I know this outreach is going to push me in new ways. I know I'll need to seek God in all I'm doing because these issues we're going to face are so much bigger than we are.

So, last night we eventually linked up with our contact and found our way to our accommodation. We took a Jeepnee from the Airport Hotel lobby (where I was falling asleep) to somewhere in Manila, not entirely sure where we are but there is lots going on.

Culture shock has started to set in - mostly with the bathrooms. The water here is undrinkable which means brushing my teeth required having a bottle of clean water there. The bathroom is fully tiled and also doubles as a bucket shower area so it's often wet on the floor. I have shoes I wear just in the bathroom too. The toilet is european style, but has no toilet paper - the pipes are not big enough, they would clog if we flushed paper down them. All I can assume is that Philippinos wipe with their left hand. The right hand is used for food. This is not unique but to me it's very different. We have set up a trash bag and toilet paper.

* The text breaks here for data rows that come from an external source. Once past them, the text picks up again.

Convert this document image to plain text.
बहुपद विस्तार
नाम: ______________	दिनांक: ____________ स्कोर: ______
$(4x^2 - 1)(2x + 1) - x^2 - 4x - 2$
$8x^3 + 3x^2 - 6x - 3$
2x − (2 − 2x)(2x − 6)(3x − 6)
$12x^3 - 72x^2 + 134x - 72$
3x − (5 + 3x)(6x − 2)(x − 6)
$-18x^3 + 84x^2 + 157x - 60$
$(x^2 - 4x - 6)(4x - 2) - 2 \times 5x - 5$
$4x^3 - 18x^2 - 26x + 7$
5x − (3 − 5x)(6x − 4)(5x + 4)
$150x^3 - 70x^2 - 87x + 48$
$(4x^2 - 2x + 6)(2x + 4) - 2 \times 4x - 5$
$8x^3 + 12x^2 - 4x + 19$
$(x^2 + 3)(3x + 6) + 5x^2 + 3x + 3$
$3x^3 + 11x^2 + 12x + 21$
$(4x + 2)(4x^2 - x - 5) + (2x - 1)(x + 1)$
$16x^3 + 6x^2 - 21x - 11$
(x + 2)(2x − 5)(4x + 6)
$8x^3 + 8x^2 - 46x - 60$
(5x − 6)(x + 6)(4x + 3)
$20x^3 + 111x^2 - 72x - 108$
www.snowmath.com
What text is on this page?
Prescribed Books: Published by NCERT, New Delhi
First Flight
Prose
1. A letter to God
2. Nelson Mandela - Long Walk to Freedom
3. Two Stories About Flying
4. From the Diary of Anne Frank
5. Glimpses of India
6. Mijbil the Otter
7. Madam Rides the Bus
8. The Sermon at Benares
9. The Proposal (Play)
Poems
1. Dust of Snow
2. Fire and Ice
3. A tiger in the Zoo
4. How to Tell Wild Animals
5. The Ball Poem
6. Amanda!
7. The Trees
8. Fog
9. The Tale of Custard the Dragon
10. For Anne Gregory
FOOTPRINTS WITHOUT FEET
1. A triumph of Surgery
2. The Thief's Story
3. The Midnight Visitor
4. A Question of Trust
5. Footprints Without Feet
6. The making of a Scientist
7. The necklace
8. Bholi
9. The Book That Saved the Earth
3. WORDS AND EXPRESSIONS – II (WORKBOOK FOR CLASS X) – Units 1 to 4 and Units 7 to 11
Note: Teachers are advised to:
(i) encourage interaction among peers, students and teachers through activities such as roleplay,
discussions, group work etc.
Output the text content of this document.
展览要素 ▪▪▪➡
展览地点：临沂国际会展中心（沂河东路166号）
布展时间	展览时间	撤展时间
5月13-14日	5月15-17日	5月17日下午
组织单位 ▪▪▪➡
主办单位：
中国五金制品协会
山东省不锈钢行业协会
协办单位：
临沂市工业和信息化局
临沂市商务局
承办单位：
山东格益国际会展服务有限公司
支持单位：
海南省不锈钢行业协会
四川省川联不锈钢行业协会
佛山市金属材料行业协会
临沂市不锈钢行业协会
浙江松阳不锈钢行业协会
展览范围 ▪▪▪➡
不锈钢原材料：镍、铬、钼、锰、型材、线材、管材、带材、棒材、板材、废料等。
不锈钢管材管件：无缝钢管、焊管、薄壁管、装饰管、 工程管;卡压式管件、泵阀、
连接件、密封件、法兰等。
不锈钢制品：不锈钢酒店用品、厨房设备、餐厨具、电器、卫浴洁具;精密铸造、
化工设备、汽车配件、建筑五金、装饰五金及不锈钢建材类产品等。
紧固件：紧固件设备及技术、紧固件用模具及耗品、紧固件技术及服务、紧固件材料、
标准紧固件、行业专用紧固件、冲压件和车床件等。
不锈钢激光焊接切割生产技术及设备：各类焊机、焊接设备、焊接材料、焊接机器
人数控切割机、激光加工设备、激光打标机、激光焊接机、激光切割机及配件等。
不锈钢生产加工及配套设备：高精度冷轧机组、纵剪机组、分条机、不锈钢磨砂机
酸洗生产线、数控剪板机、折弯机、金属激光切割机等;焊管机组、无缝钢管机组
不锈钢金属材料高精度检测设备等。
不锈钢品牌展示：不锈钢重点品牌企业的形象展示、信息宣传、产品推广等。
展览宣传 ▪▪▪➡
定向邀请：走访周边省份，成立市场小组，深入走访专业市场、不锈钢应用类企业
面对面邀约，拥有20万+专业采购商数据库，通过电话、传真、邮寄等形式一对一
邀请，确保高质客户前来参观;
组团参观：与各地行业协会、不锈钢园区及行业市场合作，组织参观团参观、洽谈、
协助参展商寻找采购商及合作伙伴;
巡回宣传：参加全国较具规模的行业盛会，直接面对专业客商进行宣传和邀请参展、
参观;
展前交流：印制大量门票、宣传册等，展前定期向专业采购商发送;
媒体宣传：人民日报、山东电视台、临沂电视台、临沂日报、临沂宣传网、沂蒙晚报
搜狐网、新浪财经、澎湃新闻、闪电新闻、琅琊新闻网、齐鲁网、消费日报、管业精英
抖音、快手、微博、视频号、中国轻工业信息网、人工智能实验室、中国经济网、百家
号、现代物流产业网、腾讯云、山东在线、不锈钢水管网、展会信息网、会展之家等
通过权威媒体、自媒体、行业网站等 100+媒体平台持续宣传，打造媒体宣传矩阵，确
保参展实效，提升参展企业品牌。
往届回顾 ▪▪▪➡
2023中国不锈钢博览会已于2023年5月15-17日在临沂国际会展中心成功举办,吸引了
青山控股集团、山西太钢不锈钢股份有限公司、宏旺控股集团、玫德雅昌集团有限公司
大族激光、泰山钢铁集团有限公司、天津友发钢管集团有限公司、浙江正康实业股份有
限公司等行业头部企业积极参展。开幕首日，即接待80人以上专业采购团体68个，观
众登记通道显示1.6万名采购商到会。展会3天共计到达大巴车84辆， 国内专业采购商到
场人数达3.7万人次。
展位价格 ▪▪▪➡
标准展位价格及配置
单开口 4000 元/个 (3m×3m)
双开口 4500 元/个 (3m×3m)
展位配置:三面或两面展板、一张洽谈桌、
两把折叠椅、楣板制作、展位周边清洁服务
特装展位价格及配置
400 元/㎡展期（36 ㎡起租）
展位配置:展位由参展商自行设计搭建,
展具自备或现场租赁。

Filtered water is easy to get over here and if we run out and need a drink we each have a very cool water bottle with a filter built in which will remove a load of nasty stuff leaving drinkable water at the end :)

Things are very cheap here - I've converted some of my money to Pesos and bought a SIM card (that doesn't work yet), a universal adapter, toilet paper, hand sanitiser and some snacks. A 500ml coke bottle here costs 50 US cents, which is about 71 NZ cents, things are cheap. We are going to go to a mall this afternoon and get more supplies - I need an umbrella and sunglasses. After we get back we have been told we're doing a Fear Factor. I don't think balut is involved but I'm still not looking forward to it.

I think I'm just going to have to get used to sweating all day. Even when I'm not expending any energy my body still feels the need to shed heat. Our room has a fan which helps but it's not a fix for the problem. I also need to grab my ear plugs - we are close to a big road and we have the windows open for the air. We're safe though - there is mosquito netting and big iron bars on the outside, not an easy target. We are also keeping a close eye on our bags. I have been meaning to take more photos but the battery in my small camera has been acting up and emptying ridiculously quickly :( I've bought a replica one here and I'm hoping that will be better.

Kit, our contact, has given us an introduction to the culture here, which we mostly already knew, but it was good to have a reminder. My time in China has really helped me here because it's not the first time I've been in a busy Asian culture - it's different here to be sure but I knew to expect the difference.

We're at days end now and I've had my first ever bucket shower. It wasn't a great experience but it wasn't too bad either. The worst thing about the water here is that it looks fine but you know it's not - Kit said it's called "Funeral Water", which makes me feel so much better about it...

Anyway, on a lighter note I'm actually getting to bed at a decent time - 10pm (ish). If I sleep well that's 9+ hours before our 8am breakfast. Kit has Internet on her computer, but not in the building we are in. Tomorrow I aim to get these posts online for you to see them.